Father Murphy wondered if he should inform him of the incident which had occurred on the previous Christmas Eve but decided against it. He had already told him to be on his guard. Anyway no great damage had been done, just a bloody nose and that had stopped bleeding after a few moments. The elderly member of the St Vincent de Paul Society who had filled the role at the time had been drinking all afternoon and when he had pushed Mrs Scalp aside in order to confront her husband he realised that he had bitten off more than he could chew. A string of expletives directed towards him had the effect of momentarily paralysing him. He immediately dropped his bag and made for the door. In vain did Mrs Scalp try to restrain her drunken husband. He knocked her to the floor and landed a solid punch on the somewhat outsize, puce-coloured proboscis of Father Christmas. The blow might have been followed by another but Jack Scalp tripped across a beer crate and fell in a heap on the floor. His intended victim emitted a cry of relief and never drew breath until he arrived at the presbytery, his artificial beard well and truly bloodied. He collapsed onto a chair, gasping for whiskey. His account of the incident differed greatly from the actual facts. He had, according to himself, fought a heroic fight and was forced to retreat lest he do further damage and maybe even be the cause of widowing poor Mrs Scalp who was fully exonerated for not taking sides.

Hector was rapturously received by the parents and children in the first house he entered. Whiskey and wine were pressed upon him so that he found himself unable to resist. It was the same at all the other homes. His best efforts to refuse the liquor which was so generously pressed upon him were to no avail. Glass after glass of whiskey found its way to his palate and later to his brain. He was, as he would say later, almost suffocated with alcohol.

‘You're a big, brave man,' one poor woman had said to him, ‘what's a little drop of drink to you?'

He was never possessed of the mettle to refuse drink when kindly souls insisted he partake. In one house a selection of sandwiches awaited him and in another a plate of crackers and cheddar. ‘The poor are so open-hearted,' he would say later to Father Murphy, ‘they would give you their hearts.'

Father Murphy concurred.

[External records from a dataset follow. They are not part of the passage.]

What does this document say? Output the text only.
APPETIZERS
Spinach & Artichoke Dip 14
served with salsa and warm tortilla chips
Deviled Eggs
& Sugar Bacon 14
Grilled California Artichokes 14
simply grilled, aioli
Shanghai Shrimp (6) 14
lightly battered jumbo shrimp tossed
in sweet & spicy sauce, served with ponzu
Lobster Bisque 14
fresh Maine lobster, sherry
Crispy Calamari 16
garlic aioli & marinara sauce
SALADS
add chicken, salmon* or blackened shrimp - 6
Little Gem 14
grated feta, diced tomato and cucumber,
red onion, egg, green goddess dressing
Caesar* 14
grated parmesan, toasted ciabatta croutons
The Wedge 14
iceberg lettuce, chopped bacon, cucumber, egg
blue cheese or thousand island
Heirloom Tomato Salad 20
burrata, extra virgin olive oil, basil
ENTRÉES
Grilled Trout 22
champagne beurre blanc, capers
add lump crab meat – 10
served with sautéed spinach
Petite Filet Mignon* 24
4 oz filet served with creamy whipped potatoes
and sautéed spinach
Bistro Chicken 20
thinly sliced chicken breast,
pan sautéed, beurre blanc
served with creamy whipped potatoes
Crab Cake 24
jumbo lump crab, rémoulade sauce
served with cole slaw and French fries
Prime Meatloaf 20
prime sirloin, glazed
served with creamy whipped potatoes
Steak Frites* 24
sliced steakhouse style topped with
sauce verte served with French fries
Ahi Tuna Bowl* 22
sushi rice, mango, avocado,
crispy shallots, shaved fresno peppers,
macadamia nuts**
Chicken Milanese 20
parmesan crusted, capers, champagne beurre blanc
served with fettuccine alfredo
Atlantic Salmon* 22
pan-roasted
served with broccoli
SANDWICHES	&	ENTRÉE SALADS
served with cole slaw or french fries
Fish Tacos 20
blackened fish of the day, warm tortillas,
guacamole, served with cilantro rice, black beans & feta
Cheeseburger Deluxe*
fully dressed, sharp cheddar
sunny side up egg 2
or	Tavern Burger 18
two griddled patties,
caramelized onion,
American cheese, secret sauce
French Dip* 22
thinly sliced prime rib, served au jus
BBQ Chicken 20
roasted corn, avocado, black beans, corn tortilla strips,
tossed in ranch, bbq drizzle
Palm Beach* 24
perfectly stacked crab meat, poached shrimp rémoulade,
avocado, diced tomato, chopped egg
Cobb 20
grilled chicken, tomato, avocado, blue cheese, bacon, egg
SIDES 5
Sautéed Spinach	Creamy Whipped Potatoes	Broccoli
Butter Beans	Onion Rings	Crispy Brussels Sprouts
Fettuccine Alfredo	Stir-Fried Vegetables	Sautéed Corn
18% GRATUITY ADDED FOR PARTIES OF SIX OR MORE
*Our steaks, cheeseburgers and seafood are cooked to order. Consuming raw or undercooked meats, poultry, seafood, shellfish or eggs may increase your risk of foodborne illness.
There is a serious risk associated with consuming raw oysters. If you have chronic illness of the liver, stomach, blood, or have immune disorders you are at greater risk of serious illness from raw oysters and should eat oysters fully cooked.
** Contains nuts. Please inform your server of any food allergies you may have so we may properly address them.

He had more than adequate proof of the veracity of Hector Fitzpitter's conclusions.

Children sat on Hector's lap and plied him with dainties. A few days hence and the cupboards would be bare once more all along the little laneway but here was Christmas and it was a time for giving and no better man to receive than this outstanding representation of Santa Claus, undoubtedly the most colourful ever to visit the laneway. Hector was quite overcome in the face of such bounty, such cordiality, such love! In some of the houses there were sessions of hymn-singing and in others storytelling. Hector Fitzpitter never played so many roles in so short a time.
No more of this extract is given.